Thursday, February 22, 2007
I must give credit where credit is due.
I believe the lovely Elle first said that line to me.
She's good with the one-liners.... so good that many of my one-liners originated with her... or some conversation we've had.....
Go visit her blog and ask her to tell you the story of the fart jar. You won't be disappointed....
I didn't slap the baby. Really. She got an ear infection after getting a cold and that is the reason for the ruptured ear drum. But while researching it on the 'net I found out a slap can cause it too.... and this, for some reason, turned me into earnest-mommy at the doctor's office.... I think in the back of my mind I was afraid the doc was speed-dialing human services when she left the exam room..... and it made me all stuttery and nervous and talking fast about the COLD she had last week and the PUS coming out of her ear from the INFECTION.
***END OF UPDATE***
I learned one of the main causes of ruptured ear drums is a flat or cupped-hand slap to the side of the head.

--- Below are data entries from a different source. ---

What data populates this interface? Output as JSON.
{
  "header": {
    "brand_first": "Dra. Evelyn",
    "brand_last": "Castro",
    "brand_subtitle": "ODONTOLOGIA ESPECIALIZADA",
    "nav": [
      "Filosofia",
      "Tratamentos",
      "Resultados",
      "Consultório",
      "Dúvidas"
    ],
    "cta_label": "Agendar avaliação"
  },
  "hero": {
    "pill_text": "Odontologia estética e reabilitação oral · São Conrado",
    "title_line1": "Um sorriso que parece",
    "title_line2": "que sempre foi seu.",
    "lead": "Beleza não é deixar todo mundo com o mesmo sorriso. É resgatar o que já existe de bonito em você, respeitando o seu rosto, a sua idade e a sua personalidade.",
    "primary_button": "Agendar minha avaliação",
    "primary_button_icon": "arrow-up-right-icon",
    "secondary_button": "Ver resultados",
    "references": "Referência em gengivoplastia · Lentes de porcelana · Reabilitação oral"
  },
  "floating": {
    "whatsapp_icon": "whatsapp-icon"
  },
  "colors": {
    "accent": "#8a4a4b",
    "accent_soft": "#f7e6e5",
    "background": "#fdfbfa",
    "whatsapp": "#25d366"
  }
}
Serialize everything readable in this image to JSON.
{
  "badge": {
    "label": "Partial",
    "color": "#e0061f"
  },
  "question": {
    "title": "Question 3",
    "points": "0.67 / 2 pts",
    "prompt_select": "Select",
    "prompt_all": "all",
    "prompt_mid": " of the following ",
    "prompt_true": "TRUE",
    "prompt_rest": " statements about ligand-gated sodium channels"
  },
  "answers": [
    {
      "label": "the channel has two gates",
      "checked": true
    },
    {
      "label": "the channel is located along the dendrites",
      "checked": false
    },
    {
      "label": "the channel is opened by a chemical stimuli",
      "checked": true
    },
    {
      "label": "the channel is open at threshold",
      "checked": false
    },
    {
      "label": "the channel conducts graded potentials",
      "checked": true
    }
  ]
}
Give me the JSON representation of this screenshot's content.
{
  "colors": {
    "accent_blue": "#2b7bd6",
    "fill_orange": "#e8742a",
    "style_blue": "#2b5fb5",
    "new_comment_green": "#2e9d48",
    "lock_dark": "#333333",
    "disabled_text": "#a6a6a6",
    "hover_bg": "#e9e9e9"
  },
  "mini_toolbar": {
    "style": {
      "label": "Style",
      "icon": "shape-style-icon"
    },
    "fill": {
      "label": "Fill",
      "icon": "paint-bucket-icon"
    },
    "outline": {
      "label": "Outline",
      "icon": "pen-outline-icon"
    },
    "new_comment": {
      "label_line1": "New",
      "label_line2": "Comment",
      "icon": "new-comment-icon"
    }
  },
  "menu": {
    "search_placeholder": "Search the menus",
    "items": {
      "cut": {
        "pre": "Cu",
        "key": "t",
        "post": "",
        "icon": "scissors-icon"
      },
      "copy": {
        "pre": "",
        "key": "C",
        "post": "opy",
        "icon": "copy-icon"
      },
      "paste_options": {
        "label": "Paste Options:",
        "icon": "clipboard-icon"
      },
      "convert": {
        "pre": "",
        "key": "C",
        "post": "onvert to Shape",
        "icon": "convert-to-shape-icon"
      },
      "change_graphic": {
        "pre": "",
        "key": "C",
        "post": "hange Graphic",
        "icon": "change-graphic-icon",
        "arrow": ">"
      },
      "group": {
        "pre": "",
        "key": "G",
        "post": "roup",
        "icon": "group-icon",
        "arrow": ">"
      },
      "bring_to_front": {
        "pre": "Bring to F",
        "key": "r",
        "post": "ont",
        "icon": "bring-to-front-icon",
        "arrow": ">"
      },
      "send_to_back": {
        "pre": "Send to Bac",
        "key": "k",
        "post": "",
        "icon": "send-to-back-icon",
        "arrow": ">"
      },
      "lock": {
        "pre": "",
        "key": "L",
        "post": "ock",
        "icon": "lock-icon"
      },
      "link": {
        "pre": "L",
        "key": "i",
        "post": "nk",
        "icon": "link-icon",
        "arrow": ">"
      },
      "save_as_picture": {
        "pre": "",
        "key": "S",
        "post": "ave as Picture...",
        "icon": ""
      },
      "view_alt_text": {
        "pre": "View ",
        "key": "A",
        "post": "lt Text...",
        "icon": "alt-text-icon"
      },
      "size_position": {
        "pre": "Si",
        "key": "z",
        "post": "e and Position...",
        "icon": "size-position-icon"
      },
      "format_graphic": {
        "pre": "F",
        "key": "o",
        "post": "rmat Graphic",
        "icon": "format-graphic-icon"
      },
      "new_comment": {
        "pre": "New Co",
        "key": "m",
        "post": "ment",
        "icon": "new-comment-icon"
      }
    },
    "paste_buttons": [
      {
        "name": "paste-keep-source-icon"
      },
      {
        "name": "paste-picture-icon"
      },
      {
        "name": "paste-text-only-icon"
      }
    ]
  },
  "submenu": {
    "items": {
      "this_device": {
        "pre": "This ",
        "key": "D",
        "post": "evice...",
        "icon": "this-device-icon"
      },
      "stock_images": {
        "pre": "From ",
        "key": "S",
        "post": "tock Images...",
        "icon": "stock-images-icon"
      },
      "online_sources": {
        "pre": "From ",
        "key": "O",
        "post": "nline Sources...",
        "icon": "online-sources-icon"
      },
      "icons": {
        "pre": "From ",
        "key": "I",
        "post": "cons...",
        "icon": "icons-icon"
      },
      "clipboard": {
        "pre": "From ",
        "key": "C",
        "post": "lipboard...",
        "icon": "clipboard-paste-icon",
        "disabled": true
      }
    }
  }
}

I learned pus is spelled with one s.
I learned pus leaking out of your ear 6 days after you’ve seen the doc for a cold is a bad sign. (And can I just shout about how TOTALLY vindicated I feel about that doc trip last Friday even though the doc I saw made me feel like a total idiot for bringing them in for a simple cold…. Yes, I took them in because of the puking but at least now human services can’t get me for neglect, right? Possibly a slap to the head, but not neglect….)
I learned ENT stands for Ear, Nose & Throat.
I learned pink antibiotics must be refrigerated. Thank Bob it was my daughter…. I can dress her in little pink outfits to disguise the pink slobber on her clothes.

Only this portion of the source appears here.